Bought Yellow Cake at 270 in April. Currently 350 (+30%)
Not all of the action is with the tech sector. We are also carrying positions in ‘low tech’ companies. Here are a few
LLOYDS This is always one of the most active shares on the board – and is extensively covered by many pundits. The Corona Crash last year sunk it to a low of 24p in September and I noted the huge mom div then. That is usually a prelude to a sharp recovery once upside targets are hit. And they were as it moved above my small trendline and that is when I pounced at the32p.
Recently, I bought the dip to the 43p level and the shares appear to be heading for the January 2020 gap which it is likely to fill around 55p. With mortgage rates now finally turning up, bank earnings will be boosted and maintain the upward price trend.

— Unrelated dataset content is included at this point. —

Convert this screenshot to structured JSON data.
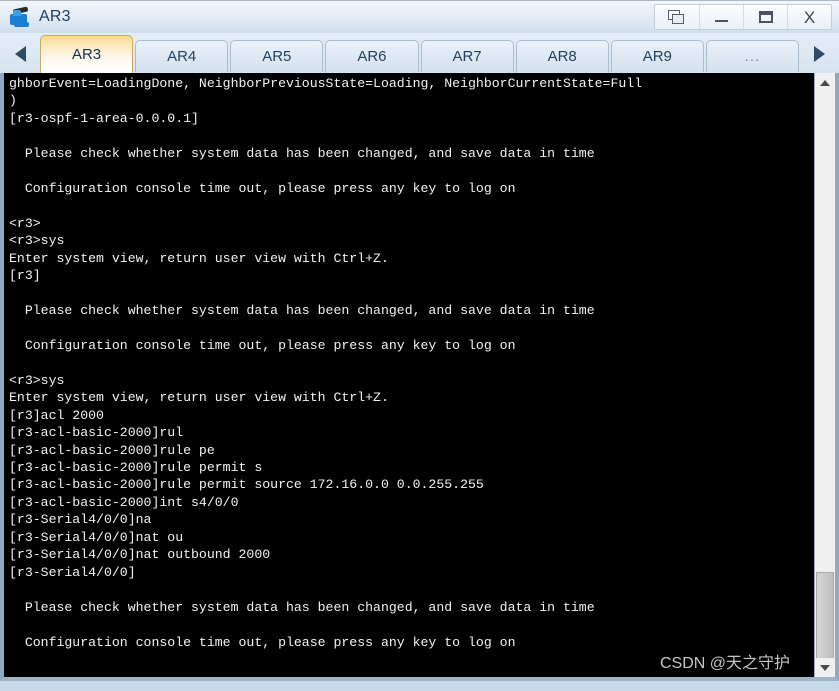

Bought Lloyds at 32p in November. Currently 50p (+56%). Also bought at 43p in September.
TULLOW OIL This small UK oil company was hit very hard in 2019/202 along with most other commodity operations. But as it wallowed along the bottom, I tracked the waves and decided that at 19p, the downside risk was small compared with the upside potential. Remember when the producers were begging – and even paying – users to take the stuff away from overflowing storage tanks in the USA?
Of course, when economies picked up, oil demand would return – and oil company shares would benefit. This was one of my Buy Low/Sell High picks. And the yawning gap is a magnet!